April 18, 2013 – British Columbia's fire chiefs say seniors and other vulnerable populations across the province are safer following the distribution of more than 9,500 free smoke alarms in the past year.

April 18, 2013
By Olivia D'Orazio

April 18, 2013 – British Columbia's fire chiefs say seniors and other vulnerable populations across the province are safer following the distribution of more than 9,500 free smoke alarms in the past year.

The Fire Chiefs Association of British Columbia (FCABC) said in a news release Wednesday that more than 55 communities so far have ordered free dual sensor photoelectric/ionization smoke alarms from the FCABC, through a multi-agency campaign launched in March 2012 with the goal that every home in the province have a working smoke alarm.

“The research is clear that working smoke alarms save lives and that seniors are among the most at risk of dying in a fire,” FCABC president Len Garis said in the release. “We need to keep raising awareness that smoke alarms don’t last forever – they need to be maintained regularly and replaced every 10 years.”

A study by the University of the Fraser Valley last year revealed that, in the 11,000 house fires in B.C. from 2006 to 2011, almost 70 per cent of homes did not have a functioning smoke alarm, and that the province’s most vulnerable populations – including the elderly and first nations – face the highest risk of dying in a residential fire.


Furthermore, the study found that the risk of fatalities from residential structure fires is greater in households with young children, older adults, or people with disabilities. Risk of death is also higher in rental units, homes in low-income areas, rural communities and on First Nations.

The research also predicted that working smoke alarms in every home could reduce fire deaths in B.C. by as much as 32 per cent.

“It is extremely important that seniors take note of this research, and make sure they have a smoke alarm and that it is tested regularly,” Garis said.

The campaign, headed by the FCABC and supported by the provincial government, has received 11,500 donated Kidde smoke alarms to date. Kidde Canada donated 5,000 alarms at the program’s start, half of which were directed to First Nations communities. Aboriginal Affairs and Northern Development Canada provided another 2,500 alarms to First Nations populations.

Last month, the Super Save Group – a consortium of British Columbia companies that range from shredding services to propane distribution – bolstered the campaign with the donation of another 4,000 Kidde alarms. Several other companies and organizations throughout the province have also gotten involved.

In May, Black Press added a multimedia component to the campaign, with a $350,000 investment. The company, which owns several newspapers throughout western Canada, says it wants to raise awareness among its readers about the importance of having working smoke alarms in their homes.

The province’s 93 food banks worked with local fire departments throughout the summer: firefighters distributed free smoke alarms to food bank clients, teaching them about the proper installation and maintenance of the alarms.

Meanwhile, during the month of July, the Pizzarama Pizzaria in Kitimat, B.C., delivered its pizzas by fire truck.

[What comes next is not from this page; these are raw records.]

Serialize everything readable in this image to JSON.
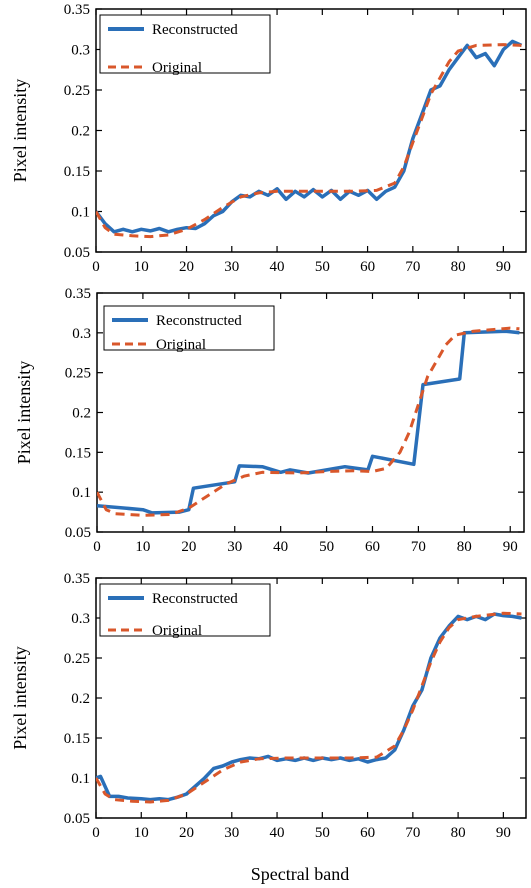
{
  "figure": {
    "xlabel": "Spectral band"
  },
  "chart_data": [
    {
      "type": "line",
      "title": "",
      "xlabel": "",
      "ylabel": "Pixel intensity",
      "xlim": [
        0,
        95
      ],
      "ylim": [
        0.05,
        0.35
      ],
      "xticks": [
        0,
        10,
        20,
        30,
        40,
        50,
        60,
        70,
        80,
        90
      ],
      "yticks": [
        0.05,
        0.1,
        0.15,
        0.2,
        0.25,
        0.3,
        0.35
      ],
      "ytick_labels": [
        "0.05",
        "0.1",
        "0.15",
        "0.2",
        "0.25",
        "0.3",
        "0.35"
      ],
      "grid": false,
      "legend": "top-left",
      "series": [
        {
          "name": "Reconstructed",
          "color": "#2a6fb8",
          "style": "solid",
          "points": [
            [
              0,
              0.1
            ],
            [
              2,
              0.085
            ],
            [
              4,
              0.075
            ],
            [
              6,
              0.078
            ],
            [
              8,
              0.075
            ],
            [
              10,
              0.078
            ],
            [
              12,
              0.076
            ],
            [
              14,
              0.079
            ],
            [
              16,
              0.075
            ],
            [
              18,
              0.078
            ],
            [
              20,
              0.08
            ],
            [
              22,
              0.079
            ],
            [
              24,
              0.085
            ],
            [
              26,
              0.095
            ],
            [
              28,
              0.1
            ],
            [
              30,
              0.112
            ],
            [
              32,
              0.12
            ],
            [
              34,
              0.118
            ],
            [
              36,
              0.125
            ],
            [
              38,
              0.12
            ],
            [
              40,
              0.128
            ],
            [
              42,
              0.115
            ],
            [
              44,
              0.125
            ],
            [
              46,
              0.118
            ],
            [
              48,
              0.127
            ],
            [
              50,
              0.118
            ],
            [
              52,
              0.126
            ],
            [
              54,
              0.115
            ],
            [
              56,
              0.125
            ],
            [
              58,
              0.12
            ],
            [
              60,
              0.126
            ],
            [
              62,
              0.115
            ],
            [
              64,
              0.125
            ],
            [
              66,
              0.13
            ],
            [
              68,
              0.15
            ],
            [
              70,
              0.19
            ],
            [
              72,
              0.22
            ],
            [
              74,
              0.25
            ],
            [
              76,
              0.255
            ],
            [
              78,
              0.275
            ],
            [
              80,
              0.29
            ],
            [
              82,
              0.305
            ],
            [
              84,
              0.29
            ],
            [
              86,
              0.295
            ],
            [
              88,
              0.28
            ],
            [
              90,
              0.3
            ],
            [
              92,
              0.31
            ],
            [
              94,
              0.305
            ]
          ]
        },
        {
          "name": "Original",
          "color": "#d9572b",
          "style": "dashed",
          "points": [
            [
              0,
              0.1
            ],
            [
              2,
              0.08
            ],
            [
              4,
              0.072
            ],
            [
              8,
              0.07
            ],
            [
              12,
              0.069
            ],
            [
              16,
              0.071
            ],
            [
              20,
              0.078
            ],
            [
              24,
              0.09
            ],
            [
              28,
              0.105
            ],
            [
              32,
              0.118
            ],
            [
              36,
              0.123
            ],
            [
              40,
              0.125
            ],
            [
              48,
              0.125
            ],
            [
              56,
              0.125
            ],
            [
              62,
              0.126
            ],
            [
              66,
              0.135
            ],
            [
              68,
              0.155
            ],
            [
              70,
              0.185
            ],
            [
              72,
              0.215
            ],
            [
              74,
              0.245
            ],
            [
              76,
              0.265
            ],
            [
              78,
              0.285
            ],
            [
              80,
              0.298
            ],
            [
              84,
              0.305
            ],
            [
              90,
              0.306
            ],
            [
              94,
              0.305
            ]
          ]
        }
      ]
    },
    {
      "type": "line",
      "title": "",
      "xlabel": "",
      "ylabel": "Pixel intensity",
      "xlim": [
        0,
        93
      ],
      "ylim": [
        0.05,
        0.35
      ],
      "xticks": [
        0,
        10,
        20,
        30,
        40,
        50,
        60,
        70,
        80,
        90
      ],
      "yticks": [
        0.05,
        0.1,
        0.15,
        0.2,
        0.25,
        0.3,
        0.35
      ],
      "ytick_labels": [
        "0.05",
        "0.1",
        "0.15",
        "0.2",
        "0.25",
        "0.3",
        "0.35"
      ],
      "grid": false,
      "legend": "top-left",
      "series": [
        {
          "name": "Reconstructed",
          "color": "#2a6fb8",
          "style": "solid",
          "points": [
            [
              0,
              0.083
            ],
            [
              10,
              0.078
            ],
            [
              12,
              0.074
            ],
            [
              18,
              0.075
            ],
            [
              20,
              0.078
            ],
            [
              21,
              0.105
            ],
            [
              30,
              0.113
            ],
            [
              31,
              0.133
            ],
            [
              36,
              0.132
            ],
            [
              40,
              0.125
            ],
            [
              42,
              0.128
            ],
            [
              46,
              0.124
            ],
            [
              50,
              0.128
            ],
            [
              54,
              0.132
            ],
            [
              59,
              0.128
            ],
            [
              60,
              0.145
            ],
            [
              69,
              0.135
            ],
            [
              71,
              0.235
            ],
            [
              79,
              0.242
            ],
            [
              80,
              0.3
            ],
            [
              89,
              0.302
            ],
            [
              92,
              0.3
            ]
          ]
        },
        {
          "name": "Original",
          "color": "#d9572b",
          "style": "dashed",
          "points": [
            [
              0,
              0.1
            ],
            [
              2,
              0.078
            ],
            [
              4,
              0.073
            ],
            [
              10,
              0.071
            ],
            [
              16,
              0.072
            ],
            [
              20,
              0.08
            ],
            [
              24,
              0.095
            ],
            [
              28,
              0.11
            ],
            [
              32,
              0.12
            ],
            [
              36,
              0.125
            ],
            [
              44,
              0.124
            ],
            [
              50,
              0.126
            ],
            [
              56,
              0.127
            ],
            [
              60,
              0.126
            ],
            [
              63,
              0.13
            ],
            [
              66,
              0.15
            ],
            [
              68,
              0.175
            ],
            [
              70,
              0.21
            ],
            [
              72,
              0.245
            ],
            [
              74,
              0.265
            ],
            [
              76,
              0.285
            ],
            [
              78,
              0.297
            ],
            [
              82,
              0.302
            ],
            [
              90,
              0.306
            ],
            [
              92,
              0.305
            ]
          ]
        }
      ]
    },
    {
      "type": "line",
      "title": "",
      "xlabel": "",
      "ylabel": "Pixel intensity",
      "xlim": [
        0,
        95
      ],
      "ylim": [
        0.05,
        0.35
      ],
      "xticks": [
        0,
        10,
        20,
        30,
        40,
        50,
        60,
        70,
        80,
        90
      ],
      "yticks": [
        0.05,
        0.1,
        0.15,
        0.2,
        0.25,
        0.3,
        0.35
      ],
      "ytick_labels": [
        "0.05",
        "0.1",
        "0.15",
        "0.2",
        "0.25",
        "0.3",
        "0.35"
      ],
      "grid": false,
      "legend": "top-left",
      "series": [
        {
          "name": "Reconstructed",
          "color": "#2a6fb8",
          "style": "solid",
          "points": [
            [
              0,
              0.1
            ],
            [
              1,
              0.102
            ],
            [
              3,
              0.077
            ],
            [
              5,
              0.077
            ],
            [
              7,
              0.075
            ],
            [
              10,
              0.074
            ],
            [
              12,
              0.073
            ],
            [
              14,
              0.074
            ],
            [
              16,
              0.073
            ],
            [
              18,
              0.076
            ],
            [
              20,
              0.08
            ],
            [
              22,
              0.09
            ],
            [
              24,
              0.1
            ],
            [
              26,
              0.112
            ],
            [
              28,
              0.115
            ],
            [
              30,
              0.12
            ],
            [
              32,
              0.123
            ],
            [
              34,
              0.125
            ],
            [
              36,
              0.124
            ],
            [
              38,
              0.127
            ],
            [
              40,
              0.122
            ],
            [
              42,
              0.124
            ],
            [
              44,
              0.122
            ],
            [
              46,
              0.125
            ],
            [
              48,
              0.122
            ],
            [
              50,
              0.125
            ],
            [
              52,
              0.123
            ],
            [
              54,
              0.125
            ],
            [
              56,
              0.122
            ],
            [
              58,
              0.124
            ],
            [
              60,
              0.12
            ],
            [
              62,
              0.123
            ],
            [
              64,
              0.125
            ],
            [
              66,
              0.135
            ],
            [
              68,
              0.16
            ],
            [
              70,
              0.19
            ],
            [
              72,
              0.21
            ],
            [
              74,
              0.25
            ],
            [
              76,
              0.275
            ],
            [
              78,
              0.29
            ],
            [
              80,
              0.302
            ],
            [
              82,
              0.298
            ],
            [
              84,
              0.302
            ],
            [
              86,
              0.298
            ],
            [
              88,
              0.305
            ],
            [
              90,
              0.303
            ],
            [
              92,
              0.302
            ],
            [
              94,
              0.3
            ]
          ]
        },
        {
          "name": "Original",
          "color": "#d9572b",
          "style": "dashed",
          "points": [
            [
              0,
              0.1
            ],
            [
              2,
              0.08
            ],
            [
              4,
              0.073
            ],
            [
              8,
              0.071
            ],
            [
              12,
              0.07
            ],
            [
              16,
              0.072
            ],
            [
              20,
              0.08
            ],
            [
              24,
              0.095
            ],
            [
              28,
              0.11
            ],
            [
              32,
              0.12
            ],
            [
              36,
              0.124
            ],
            [
              42,
              0.125
            ],
            [
              50,
              0.125
            ],
            [
              56,
              0.125
            ],
            [
              62,
              0.126
            ],
            [
              66,
              0.14
            ],
            [
              68,
              0.16
            ],
            [
              70,
              0.185
            ],
            [
              72,
              0.215
            ],
            [
              74,
              0.245
            ],
            [
              76,
              0.27
            ],
            [
              78,
              0.288
            ],
            [
              80,
              0.298
            ],
            [
              84,
              0.302
            ],
            [
              90,
              0.306
            ],
            [
              94,
              0.305
            ]
          ]
        }
      ]
    }
  ]
}
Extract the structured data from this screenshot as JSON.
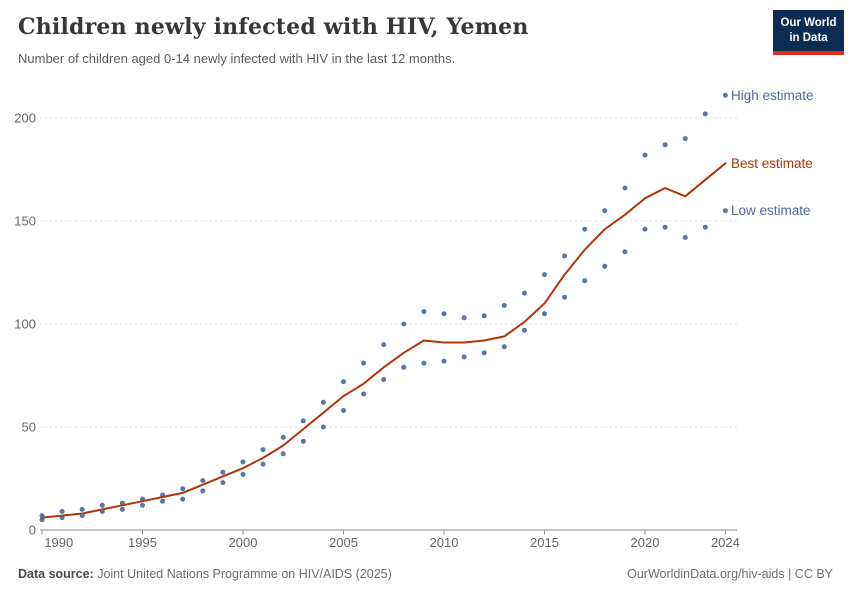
{
  "header": {
    "title": "Children newly infected with HIV, Yemen",
    "subtitle": "Number of children aged 0-14 newly infected with HIV in the last 12 months.",
    "logo": {
      "line1": "Our World",
      "line2": "in Data"
    }
  },
  "chart_data": {
    "type": "line",
    "title": "Children newly infected with HIV, Yemen",
    "subtitle": "Number of children aged 0-14 newly infected with HIV in the last 12 months.",
    "xlabel": "",
    "ylabel": "",
    "x": [
      1990,
      1991,
      1992,
      1993,
      1994,
      1995,
      1996,
      1997,
      1998,
      1999,
      2000,
      2001,
      2002,
      2003,
      2004,
      2005,
      2006,
      2007,
      2008,
      2009,
      2010,
      2011,
      2012,
      2013,
      2014,
      2015,
      2016,
      2017,
      2018,
      2019,
      2020,
      2021,
      2022,
      2023,
      2024
    ],
    "series": [
      {
        "name": "High estimate",
        "style": "scatter",
        "color": "#4C6A9C",
        "values": [
          7,
          9,
          10,
          12,
          13,
          15,
          17,
          20,
          24,
          28,
          33,
          39,
          45,
          53,
          62,
          72,
          81,
          90,
          100,
          106,
          105,
          103,
          104,
          109,
          115,
          124,
          133,
          146,
          155,
          166,
          182,
          187,
          190,
          202,
          211
        ]
      },
      {
        "name": "Best estimate",
        "style": "line",
        "color": "#B13507",
        "values": [
          6,
          7,
          8,
          10,
          12,
          14,
          16,
          18,
          22,
          26,
          30,
          35,
          41,
          49,
          57,
          65,
          71,
          79,
          86,
          92,
          91,
          91,
          92,
          94,
          101,
          110,
          124,
          136,
          146,
          153,
          161,
          166,
          162,
          170,
          178
        ]
      },
      {
        "name": "Low estimate",
        "style": "scatter",
        "color": "#4C6A9C",
        "values": [
          5,
          6,
          7,
          9,
          10,
          12,
          14,
          15,
          19,
          23,
          27,
          32,
          37,
          43,
          50,
          58,
          66,
          73,
          79,
          81,
          82,
          84,
          86,
          89,
          97,
          105,
          113,
          121,
          128,
          135,
          146,
          147,
          142,
          147,
          155
        ]
      }
    ],
    "ylim": [
      0,
      200
    ],
    "yticks": [
      0,
      50,
      100,
      150,
      200
    ],
    "xticks": [
      1990,
      1995,
      2000,
      2005,
      2010,
      2015,
      2020,
      2024
    ],
    "grid": true,
    "legend_position": "right-end-labels"
  },
  "footer": {
    "datasource_label": "Data source:",
    "datasource_text": " Joint United Nations Programme on HIV/AIDS (2025)",
    "link": "OurWorldinData.org/hiv-aids | CC BY"
  },
  "colors": {
    "scatter_blue": "#4C6A9C",
    "line_red": "#B13507",
    "grid": "#dcdcdc",
    "axis": "#8f8f8f",
    "tick_text": "#666666",
    "logo_navy": "#0c2d51",
    "logo_red": "#dc2d1e"
  }
}
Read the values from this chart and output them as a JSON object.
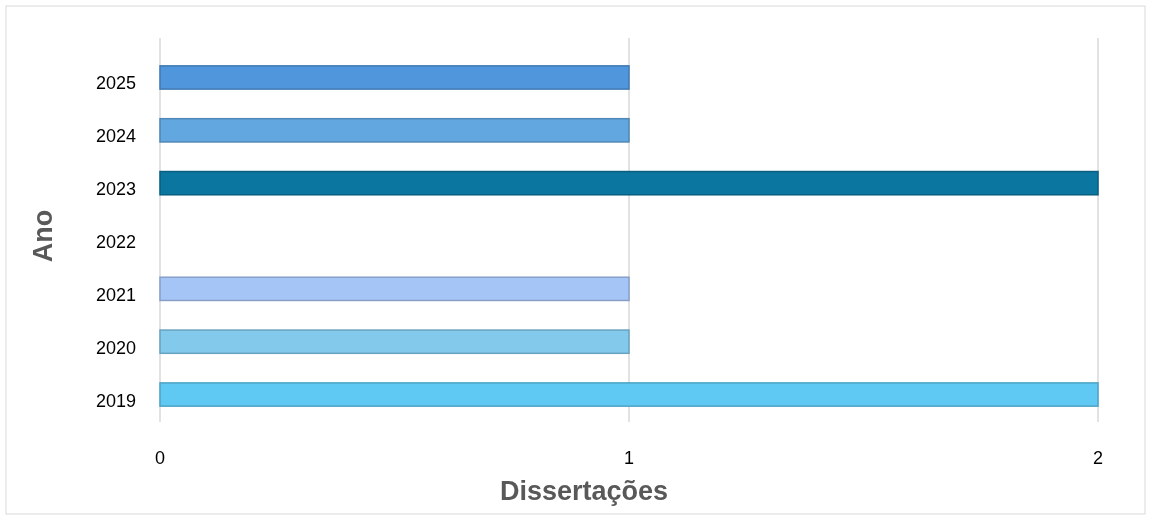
{
  "chart_data": {
    "type": "bar",
    "orientation": "horizontal",
    "xlabel": "Dissertações",
    "ylabel": "Ano",
    "categories": [
      "2025",
      "2024",
      "2023",
      "2022",
      "2021",
      "2020",
      "2019"
    ],
    "values": [
      1,
      1,
      2,
      0,
      1,
      1,
      2
    ],
    "colors": [
      "#4f96dc",
      "#62a7e0",
      "#0b769f",
      "#0f2a3a",
      "#a6c5f7",
      "#82c9eb",
      "#5fc9f3"
    ],
    "xlim": [
      0,
      2
    ],
    "xticks": [
      0,
      1,
      2
    ],
    "grid": "x"
  }
}
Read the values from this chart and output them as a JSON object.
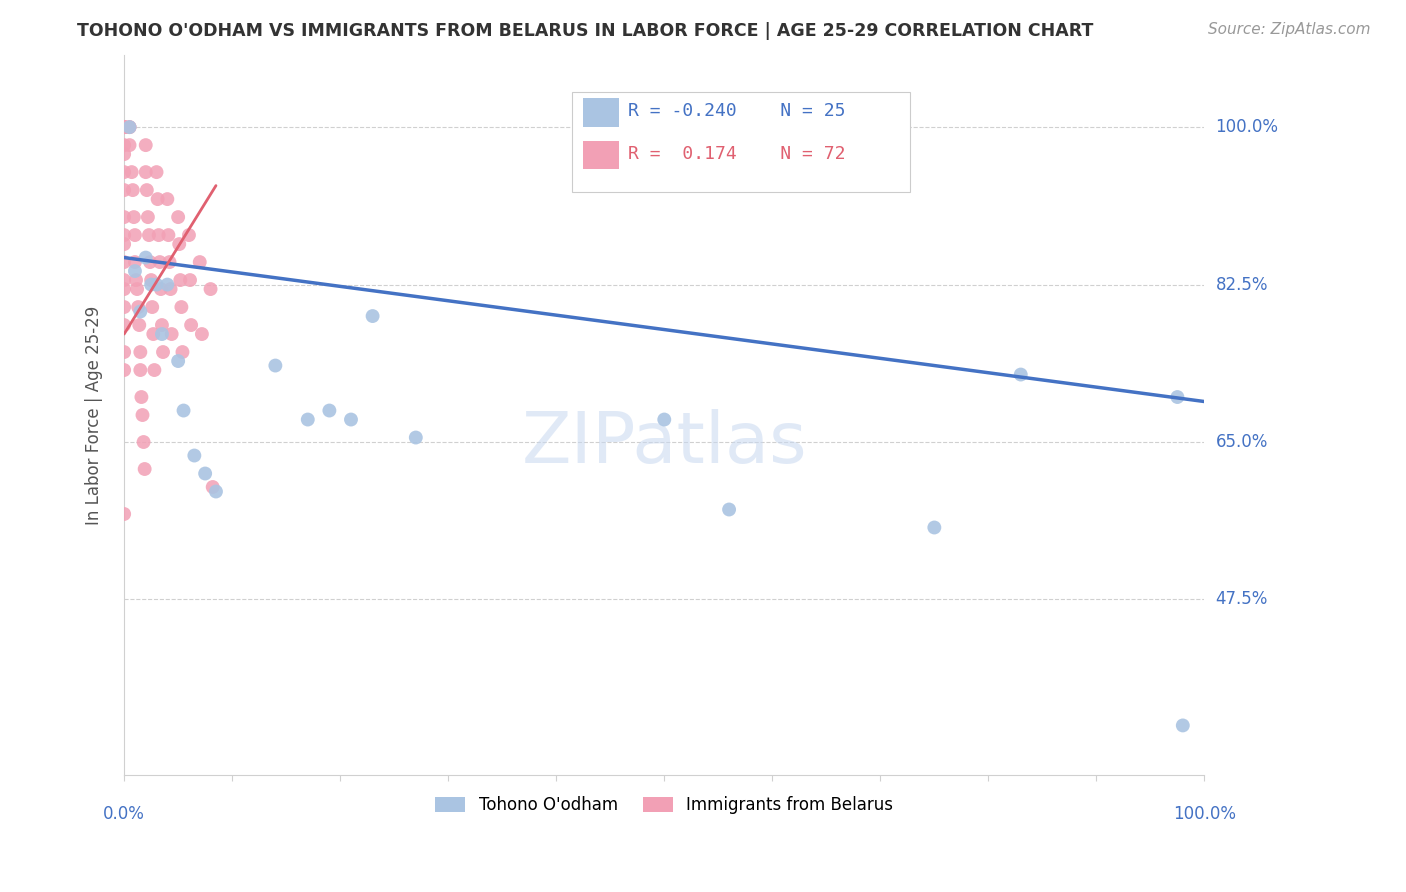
{
  "title": "TOHONO O'ODHAM VS IMMIGRANTS FROM BELARUS IN LABOR FORCE | AGE 25-29 CORRELATION CHART",
  "source": "Source: ZipAtlas.com",
  "ylabel": "In Labor Force | Age 25-29",
  "ytick_labels": [
    "100.0%",
    "82.5%",
    "65.0%",
    "47.5%"
  ],
  "ytick_values": [
    1.0,
    0.825,
    0.65,
    0.475
  ],
  "xlim": [
    0.0,
    1.0
  ],
  "ylim": [
    0.28,
    1.08
  ],
  "legend_blue_r": "-0.240",
  "legend_blue_n": "25",
  "legend_pink_r": " 0.174",
  "legend_pink_n": "72",
  "color_blue": "#aac4e2",
  "color_pink": "#f2a0b5",
  "color_blue_line": "#4472c4",
  "color_pink_line": "#e06070",
  "blue_scatter_x": [
    0.005,
    0.01,
    0.015,
    0.02,
    0.025,
    0.03,
    0.035,
    0.04,
    0.05,
    0.055,
    0.065,
    0.075,
    0.085,
    0.14,
    0.17,
    0.19,
    0.21,
    0.23,
    0.27,
    0.5,
    0.56,
    0.75,
    0.83,
    0.975,
    0.98
  ],
  "blue_scatter_y": [
    1.0,
    0.84,
    0.795,
    0.855,
    0.825,
    0.825,
    0.77,
    0.825,
    0.74,
    0.685,
    0.635,
    0.615,
    0.595,
    0.735,
    0.675,
    0.685,
    0.675,
    0.79,
    0.655,
    0.675,
    0.575,
    0.555,
    0.725,
    0.7,
    0.335
  ],
  "pink_scatter_x": [
    0.0,
    0.0,
    0.0,
    0.0,
    0.0,
    0.0,
    0.0,
    0.0,
    0.0,
    0.0,
    0.0,
    0.0,
    0.0,
    0.0,
    0.0,
    0.0,
    0.0,
    0.0,
    0.0,
    0.0,
    0.005,
    0.005,
    0.005,
    0.007,
    0.008,
    0.009,
    0.01,
    0.01,
    0.011,
    0.012,
    0.013,
    0.014,
    0.015,
    0.015,
    0.016,
    0.017,
    0.018,
    0.019,
    0.02,
    0.02,
    0.021,
    0.022,
    0.023,
    0.024,
    0.025,
    0.026,
    0.027,
    0.028,
    0.03,
    0.031,
    0.032,
    0.033,
    0.034,
    0.035,
    0.036,
    0.04,
    0.041,
    0.042,
    0.043,
    0.044,
    0.05,
    0.051,
    0.052,
    0.053,
    0.054,
    0.06,
    0.061,
    0.062,
    0.07,
    0.072,
    0.08,
    0.082
  ],
  "pink_scatter_y": [
    1.0,
    1.0,
    1.0,
    1.0,
    1.0,
    0.98,
    0.97,
    0.95,
    0.93,
    0.9,
    0.88,
    0.87,
    0.85,
    0.83,
    0.82,
    0.8,
    0.78,
    0.75,
    0.73,
    0.57,
    1.0,
    1.0,
    0.98,
    0.95,
    0.93,
    0.9,
    0.88,
    0.85,
    0.83,
    0.82,
    0.8,
    0.78,
    0.75,
    0.73,
    0.7,
    0.68,
    0.65,
    0.62,
    0.98,
    0.95,
    0.93,
    0.9,
    0.88,
    0.85,
    0.83,
    0.8,
    0.77,
    0.73,
    0.95,
    0.92,
    0.88,
    0.85,
    0.82,
    0.78,
    0.75,
    0.92,
    0.88,
    0.85,
    0.82,
    0.77,
    0.9,
    0.87,
    0.83,
    0.8,
    0.75,
    0.88,
    0.83,
    0.78,
    0.85,
    0.77,
    0.82,
    0.6
  ],
  "blue_line_x0": 0.0,
  "blue_line_x1": 1.0,
  "blue_line_y0": 0.855,
  "blue_line_y1": 0.695,
  "pink_line_x0": 0.0,
  "pink_line_x1": 0.085,
  "pink_line_y0": 0.77,
  "pink_line_y1": 0.935,
  "watermark_text": "ZIPatlas",
  "watermark_color": "#c8d8f0",
  "watermark_alpha": 0.55,
  "grid_color": "#d0d0d0",
  "spine_color": "#d0d0d0",
  "tick_label_color": "#4472c4",
  "title_color": "#333333",
  "source_color": "#999999",
  "ylabel_color": "#555555",
  "legend_box_edge_color": "#cccccc",
  "bottom_legend_label_blue": "Tohono O'odham",
  "bottom_legend_label_pink": "Immigrants from Belarus"
}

Clients who had working smoke alarms in their homes received their pizza free of charge. Those who did not had to pay for the pizza, but received a new alarm installed at no cost.

In November, Shaw Cable donated $90,000 worth of air time across 16 TV stations so that the FCABC could run a message about the campaign, informing the viewers of the importance of working smoke alarms.

Victoria Fire Chief Jeff Lambert, who chairs provincial life safety committee, said in the release: “The fire departments are thankful for any resources they get to do a better job and be more efficient and help their citizens.

"We've blanketed the province with smoke alarms that will make a difference. That will supplement programs that are already in place to help vulnerable people in our communities.”